Not invalidating sessions on password change. When a user changes their password (especially via a reset flow), all existing sessions should be invalidated. Failing to do this allows an attacker who briefly had account access to maintain it after the user has recovered the account.
Further Reading
- OWASP Authentication Cheat Sheet β the canonical reference for auth security requirements
- Clerk Documentation β Next.js Quickstart β best-in-class managed auth setup guide
- Supabase Auth Documentation β includes row-level security examples with auth integration
- JWT.io β token debugger and algorithm reference
Frequently Asked Questions
Q: Is JWT better than session-based auth?
A: Neither is universally better. JWT is stateless β the server doesn't need to store session data, which simplifies horizontal scaling. Session-based auth is easier to invalidate immediately (delete the session record). For most SaaS applications, JWT with a short access token expiry and a database-backed refresh token combines the advantages of both.
Q: Can I use Clerk or Auth0 with an AI-generated codebase?
A: Generally yes, with some configuration. Most AI builders generate standard Express or Next.js code that is compatible with managed auth SDKs. The integration complexity depends on how the generated code handles middleware and routing.
Q: Is OAuth (Google, GitHub login) hard to implement?

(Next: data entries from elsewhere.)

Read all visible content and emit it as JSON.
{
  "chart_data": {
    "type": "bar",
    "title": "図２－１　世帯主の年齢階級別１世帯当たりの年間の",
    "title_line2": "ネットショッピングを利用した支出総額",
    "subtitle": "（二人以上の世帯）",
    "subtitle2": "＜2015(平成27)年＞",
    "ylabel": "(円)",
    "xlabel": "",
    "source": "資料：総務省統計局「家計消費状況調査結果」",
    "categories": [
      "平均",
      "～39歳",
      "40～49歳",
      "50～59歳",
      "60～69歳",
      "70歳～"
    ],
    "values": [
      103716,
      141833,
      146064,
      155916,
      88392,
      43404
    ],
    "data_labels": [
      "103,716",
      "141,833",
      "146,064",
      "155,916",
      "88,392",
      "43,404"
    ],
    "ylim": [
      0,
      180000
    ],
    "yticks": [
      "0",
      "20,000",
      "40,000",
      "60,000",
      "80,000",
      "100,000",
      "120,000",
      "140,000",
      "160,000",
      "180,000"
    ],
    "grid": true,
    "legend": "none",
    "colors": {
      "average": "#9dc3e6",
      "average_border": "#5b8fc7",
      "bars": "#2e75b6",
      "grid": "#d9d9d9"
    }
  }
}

A: With a managed service like Clerk or Supabase Auth, adding OAuth providers is typically a configuration step (enable provider, add credentials) rather than a code change. Custom JWT implementations require a library like Passport.js and more careful session state management.
Q: What's the minimum auth implementation for an MVP?
A: Email/password login with bcrypt password hashing, httpOnly cookie session storage, basic rate limiting on the login endpoint, and password reset via time-limited email token. This covers the security baseline for a public-facing application without over-engineering for scale that may not arrive.
Q: Should I build auth myself or use a service?
A: Use a managed service unless you have a specific reason not to. The implementation surface for custom auth is large, and the failure modes are serious. The time saved by using Clerk or Supabase Auth is better spent on product features that differentiate the application.